Zijn jullie niet een tikje geënsorcelleerd door dien fabuleuzen jongleur en trouvère Bernac?? Ik schep er een zeker genoeglijk vermaak in je meegesleept te zien tot verrukking, tot lyriek, door een louter materieele perfectie van techniek en van conceptie, representatie der schoonheid. Ik erken dat hij in zijn soort weergaloos is en misschien onovertrefbaar. Doch herinner jij je Messchaert? Dat was óók sensueel. Maar dit sensueele (sensorieele) domineerde niet. Dit stoffelijke, corporeele, viscerale was aanwezig als een noodzakelijk, onmisbaar element, doch het ageerde slechts op 't tweede plan (men merkte het pas bij analyse, want men màg het niet merken) en als ondergeschikte factor was het volmaakt geëquilibreerd met die andere beweegkracht van hoogere orde, welke van ergens anders ontspruit, niet van de zintuigen maar van het ziel-tuig. Bernac is een type die, alleen reeds door zijn wijze van zingen, de dubbele natuur van den mensch negeert, desavoueert. Hij zingt zooals Debussy volgens sommige commentaren muziek maakte "d'avant le péché". Hij loochent, logenstraft "den zondeval", waarover jij 't zoo graag hebt! En theoretisch zou hij wel iemand moeten zijn volgens mijn wenschen, doch niet volgens de jouwe! Bij mij kruipt het bloed blijkbaar waar het niet gaan kan. Bij jou wellicht ook? Als ik Bernac hoor, ontbreekt me het uitzicht naar die immaterieele wereld en ik voel, hoe tevreden ook over mijn aarde, dat ik dien horizon en zijne verten niet ontberen kan; hun gemis maakt mij armoedig. Maar als jij Bernac hoort herken je en hervindt je, met een zóó groote voldoening dat zij spiritueel wordt, den toover van het leven en van de aarde gelijk ik ze theoretisch droom en wil! Nos extrêmes se touchent. Misschien leer ik 't praktisch aanvaarden en realiseeren van dien toover nog wel van jou, door jou, met jou. Zeer gaarne zal ik je stukkie lezen over Bernac. Stuur het me! Ik wil mijn Thea óók eens zien in lyrisch proza. Inderdaad, dat is het moeilijke: te zeggen hoe opgetogen je bent wanneer iets je verheugt door zijn pracht. Ik zit sinds zes maanden met die moeilijkheid: te zeggen hoe mijn liefde voor jou mij beweegt.

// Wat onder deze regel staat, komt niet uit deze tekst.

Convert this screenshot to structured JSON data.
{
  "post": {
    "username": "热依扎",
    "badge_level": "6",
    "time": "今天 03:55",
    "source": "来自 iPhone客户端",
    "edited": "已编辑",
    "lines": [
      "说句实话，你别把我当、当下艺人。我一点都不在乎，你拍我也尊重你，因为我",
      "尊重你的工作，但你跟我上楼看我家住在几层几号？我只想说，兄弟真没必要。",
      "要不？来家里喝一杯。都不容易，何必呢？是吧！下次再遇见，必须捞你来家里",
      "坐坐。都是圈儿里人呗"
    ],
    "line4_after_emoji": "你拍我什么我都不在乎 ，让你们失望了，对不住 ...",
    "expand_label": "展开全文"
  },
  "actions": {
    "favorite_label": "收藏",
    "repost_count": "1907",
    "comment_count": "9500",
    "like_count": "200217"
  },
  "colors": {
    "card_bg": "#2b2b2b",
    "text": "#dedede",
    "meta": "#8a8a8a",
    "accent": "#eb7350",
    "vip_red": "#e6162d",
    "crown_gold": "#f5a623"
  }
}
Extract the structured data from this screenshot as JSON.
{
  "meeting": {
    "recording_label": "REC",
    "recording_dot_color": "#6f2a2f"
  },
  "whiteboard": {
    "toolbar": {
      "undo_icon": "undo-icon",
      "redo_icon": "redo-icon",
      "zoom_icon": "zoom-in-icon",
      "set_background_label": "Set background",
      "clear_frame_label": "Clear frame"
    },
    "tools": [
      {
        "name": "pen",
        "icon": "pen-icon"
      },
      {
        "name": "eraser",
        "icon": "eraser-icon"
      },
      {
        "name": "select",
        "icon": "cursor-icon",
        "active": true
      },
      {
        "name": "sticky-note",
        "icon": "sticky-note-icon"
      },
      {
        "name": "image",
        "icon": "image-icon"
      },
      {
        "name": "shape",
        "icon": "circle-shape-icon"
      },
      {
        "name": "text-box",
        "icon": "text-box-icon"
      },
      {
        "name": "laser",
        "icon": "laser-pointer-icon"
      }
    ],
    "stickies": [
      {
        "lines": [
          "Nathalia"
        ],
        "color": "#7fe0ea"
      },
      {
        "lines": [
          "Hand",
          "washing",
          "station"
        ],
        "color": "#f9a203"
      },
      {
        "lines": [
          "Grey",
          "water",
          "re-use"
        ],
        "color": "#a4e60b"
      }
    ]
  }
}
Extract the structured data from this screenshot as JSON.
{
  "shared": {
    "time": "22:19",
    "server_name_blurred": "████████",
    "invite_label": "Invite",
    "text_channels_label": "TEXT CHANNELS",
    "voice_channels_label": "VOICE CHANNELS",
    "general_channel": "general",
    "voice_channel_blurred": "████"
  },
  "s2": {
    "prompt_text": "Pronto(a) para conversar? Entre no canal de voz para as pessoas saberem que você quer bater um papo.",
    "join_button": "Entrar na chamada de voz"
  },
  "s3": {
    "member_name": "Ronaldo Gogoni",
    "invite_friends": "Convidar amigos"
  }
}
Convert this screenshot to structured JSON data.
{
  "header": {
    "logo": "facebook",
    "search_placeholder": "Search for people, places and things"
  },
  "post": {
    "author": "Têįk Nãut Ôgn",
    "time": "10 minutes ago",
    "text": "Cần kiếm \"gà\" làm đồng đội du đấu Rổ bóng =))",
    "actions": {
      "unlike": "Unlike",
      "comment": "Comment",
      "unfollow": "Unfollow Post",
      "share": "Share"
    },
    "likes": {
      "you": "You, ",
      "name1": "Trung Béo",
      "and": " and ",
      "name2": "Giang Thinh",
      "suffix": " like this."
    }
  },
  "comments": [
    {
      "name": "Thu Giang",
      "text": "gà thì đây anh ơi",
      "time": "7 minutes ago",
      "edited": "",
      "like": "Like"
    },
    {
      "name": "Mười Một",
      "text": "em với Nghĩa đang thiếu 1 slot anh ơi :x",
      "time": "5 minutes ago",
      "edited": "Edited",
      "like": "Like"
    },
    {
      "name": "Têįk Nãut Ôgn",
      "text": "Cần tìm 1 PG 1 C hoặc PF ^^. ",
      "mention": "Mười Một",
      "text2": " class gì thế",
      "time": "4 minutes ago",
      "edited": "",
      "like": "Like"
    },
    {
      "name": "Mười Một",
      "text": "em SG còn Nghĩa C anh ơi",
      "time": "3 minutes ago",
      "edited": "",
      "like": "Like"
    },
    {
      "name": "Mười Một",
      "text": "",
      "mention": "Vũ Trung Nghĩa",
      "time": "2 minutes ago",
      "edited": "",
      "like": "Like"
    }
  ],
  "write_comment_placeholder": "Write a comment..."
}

Vanochtend ontving ik je lieve, onwaardeerbare brieven van Zondag tot Dinsdag. Merci. Voor je goedheid. Voor je lippen die je mij reikt. Ik ben nog een beetje afgemat. Maar het gaat voorbij. Ik ben al in 't stadium dat ik 't zelf niet meer begrijp en me erover verwonder. Iets wat ik me graag zou willen kunnen uitleggen: Hoe is 't mogelijk dat een gedachte, en in dit geval een drogbeeld (en waarvan ik de onredelijkheid wist) in het organisme werken kan als een zuiver physiek instrument, waartegen je geen macht hebt, als een kwade koorts b.v., als een dolk, als een vergif. Dit is me een raadsel. Of het erger was dan in December? Ja. Hoeveel keeren erger? Ik weet 't niet. Misschien tien, misschien twintigmaal. Al ben ik echter een beetje getraind, ik ben blij 't er heelhuidsch te hebben afgebracht. Vreemd. Maar wat moet je in "je binnenste" wel van me denken? Que je suis pas un homme de tout repos?! Verontrust je daarover niet. Zelfs de katten die mij vervelen en ergeren bij 't eten hebben geen ongeduldig gebaar bespeurd, en ik heb geluisterd naar het devote gezwam mijner dochter met een effen gezicht. Wat me 't meest hindert tijdens zulke tormenten is dat ik je schrijven moet, niet huichelen wil en dus niet zwijgen kan. Maar als ik je één minuut gezien, gesproken, gevoeld had zooals je bent in je brieven, dan zou er niets gebeurd zijn in me.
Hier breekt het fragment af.